Wednesday, April 10, 2013

Police say Phoenix man killed wife over fear he gave her HIV and then killed his son




GOODYEAR, Ariz. — A man charged with fatally stabbing his wife and adult son in their suburban Phoenix home told investigators he carried out the killings out of a fear he had given his wife HIV from prostitutes he used to frequent and out of concern about what would become of his jobless son.
Investigators said in court records that Eugene Maraventano, 64, believed his wife, Janet Maraventano, 63, was ill and feared she might test positive for cancer or a disease he had given her from prostitutes he slept with when he worked for a rail line in New York.

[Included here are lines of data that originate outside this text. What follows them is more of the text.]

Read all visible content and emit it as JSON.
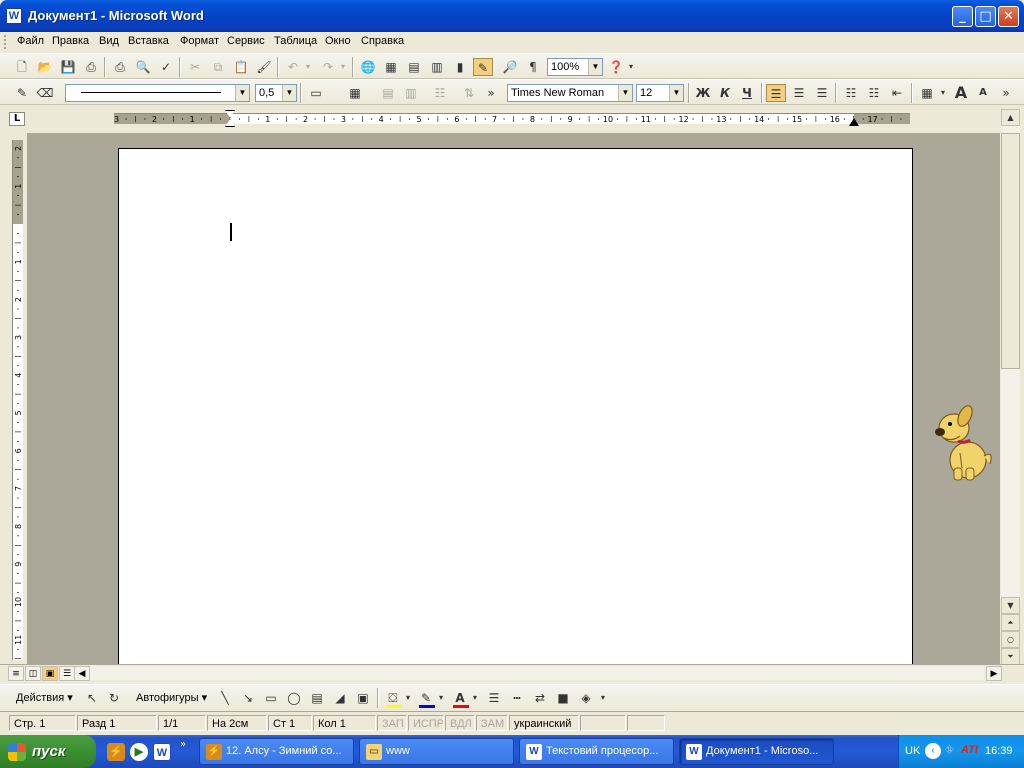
{
  "window": {
    "title": "Документ1 - Microsoft Word",
    "app_icon": "W",
    "minimize_icon": "minimize-icon",
    "maximize_icon": "maximize-icon",
    "close_icon": "close-icon"
  },
  "menubar": {
    "items": [
      "Файл",
      "Правка",
      "Вид",
      "Вставка",
      "Формат",
      "Сервис",
      "Таблица",
      "Окно",
      "Справка"
    ]
  },
  "standard_toolbar": {
    "zoom": "100%",
    "help_icon": "help-icon",
    "pilcrow": "¶"
  },
  "format_toolbar": {
    "line_weight": "0,5",
    "font_name": "Times New Roman",
    "font_size": "12",
    "bold": "Ж",
    "italic": "К",
    "underline": "Ч",
    "grow_font": "A",
    "shrink_font": "A"
  },
  "rulers": {
    "tab_selector": "L",
    "h_numbers": [
      "3",
      "2",
      "1",
      "1",
      "2",
      "3",
      "4",
      "5",
      "6",
      "7",
      "8",
      "9",
      "10",
      "11",
      "12",
      "13",
      "14",
      "15",
      "16",
      "17"
    ],
    "v_numbers": [
      "2",
      "1",
      "1",
      "2",
      "3",
      "4",
      "5",
      "6",
      "7",
      "8",
      "9",
      "10",
      "11"
    ]
  },
  "drawing_toolbar": {
    "actions": "Действия ▾",
    "autoshapes": "Автофигуры ▾",
    "font_color_letter": "A"
  },
  "statusbar": {
    "page": "Стр. 1",
    "section": "Разд 1",
    "pages": "1/1",
    "at": "На 2см",
    "line": "Ст 1",
    "col": "Кол 1",
    "rec": "ЗАП",
    "trk": "ИСПР",
    "ext": "ВДЛ",
    "ovr": "ЗАМ",
    "language": "украинский"
  },
  "taskbar": {
    "start": "пуск",
    "tasks": [
      {
        "label": "12. Алсу - Зимний со...",
        "icon": "winamp-icon"
      },
      {
        "label": "www",
        "icon": "folder-icon"
      },
      {
        "label": "Текстовий процесор...",
        "icon": "word-icon"
      },
      {
        "label": "Документ1 - Microso...",
        "icon": "word-icon"
      }
    ],
    "tray": {
      "lang": "UK",
      "time": "16:39"
    }
  },
  "colors": {
    "titlebar_blue": "#0343c7",
    "start_green": "#3b8f32",
    "taskbar_blue": "#245ad8",
    "tray_blue": "#1597eb",
    "highlight_yellow": "#ffff00",
    "line_blue": "#0000ff",
    "font_red": "#ff0000"
  }
}
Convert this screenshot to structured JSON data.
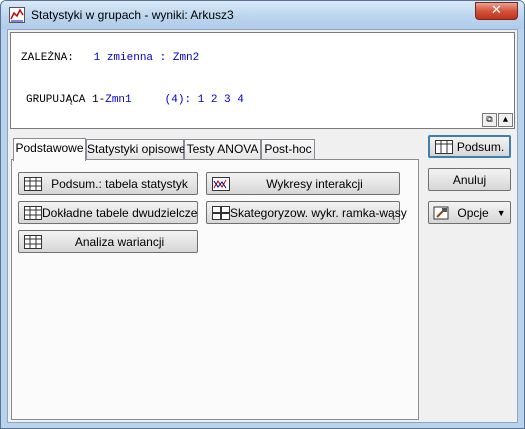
{
  "window": {
    "title": "Statystyki w grupach - wyniki: Arkusz3",
    "close_label": "✕"
  },
  "info": {
    "dependent_label": "ZALEŻNA:",
    "dependent_count": "1 zmienna :",
    "dependent_var": "Zmn2",
    "grouping_label": "GRUPUJĄCA 1-",
    "grouping_var": "Zmn1",
    "grouping_levels": "(4):",
    "grouping_values": "1 2 3 4"
  },
  "tabs": [
    {
      "label": "Podstawowe"
    },
    {
      "label": "Statystyki opisowe"
    },
    {
      "label": "Testy ANOVA"
    },
    {
      "label": "Post-hoc"
    }
  ],
  "buttons": {
    "summary_table": "Podsum.: tabela statystyk",
    "interaction_plots": "Wykresy interakcji",
    "detailed_tables": "Dokładne tabele dwudzielcze",
    "categorized_boxplot": "Skategoryzow. wykr. ramka-wąsy",
    "anova": "Analiza wariancji"
  },
  "side": {
    "summary": "Podsum.",
    "cancel": "Anuluj",
    "options": "Opcje"
  },
  "icons": {
    "app": "chart-app-icon",
    "table": "table-icon",
    "interaction": "interaction-plot-icon",
    "boxplot": "boxplot-icon",
    "options": "hammer-icon"
  }
}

Eugene Maraventano, who planned to kill himself after killing his wife, wondered what would become of his son, Bryan Maraventano, 27, after his suicide, explaining that his son played video games all day and had no girlfriend or job, according to a court record filed by police. Bryan Maraventano lived with his parents.

Eugene Maraventano made several unsuccessful suicide attempts after the killings and called authorities Saturday to say he had carried out the stabbing deaths a few days earlier, police said.

“I killed my wife and I killed my son,” the police document quotes Maraventano as telling a dispatcher.
Maraventano acknowledged getting a 14-inch knife from the kitchen of his two-story stucco home in Goodyear, going into the upstairs master bedroom where he stabbed his sleeping wife twice. He then attacked his son after the son answered a knock on his bedroom door from his father, according to the police record. The knife was found on the night stand in the master bedroom.

Maraventano was treated at a hospital for injuries he suffered during his suicide attempts and is now in jail on a $2 million bond. It’s unclear whether Maraventano has an attorney or whether Janet Maraventano had any ailments that her husband said he was worried about.

Maraventano told investigators that he and his wife hadn’t been fighting the night of the killing.

There was nothing negative to associate with Geno and his family,” said Phil Wesson, who lives two houses away from the Maraventano home. “There was no sign of anything for me. I knew him as the most likeable guy.”

Nicole Schwartz, another neighbor, told Phoenix TV station KSAZ that she was “in shock ... that something like that would happen in our neighborhood.”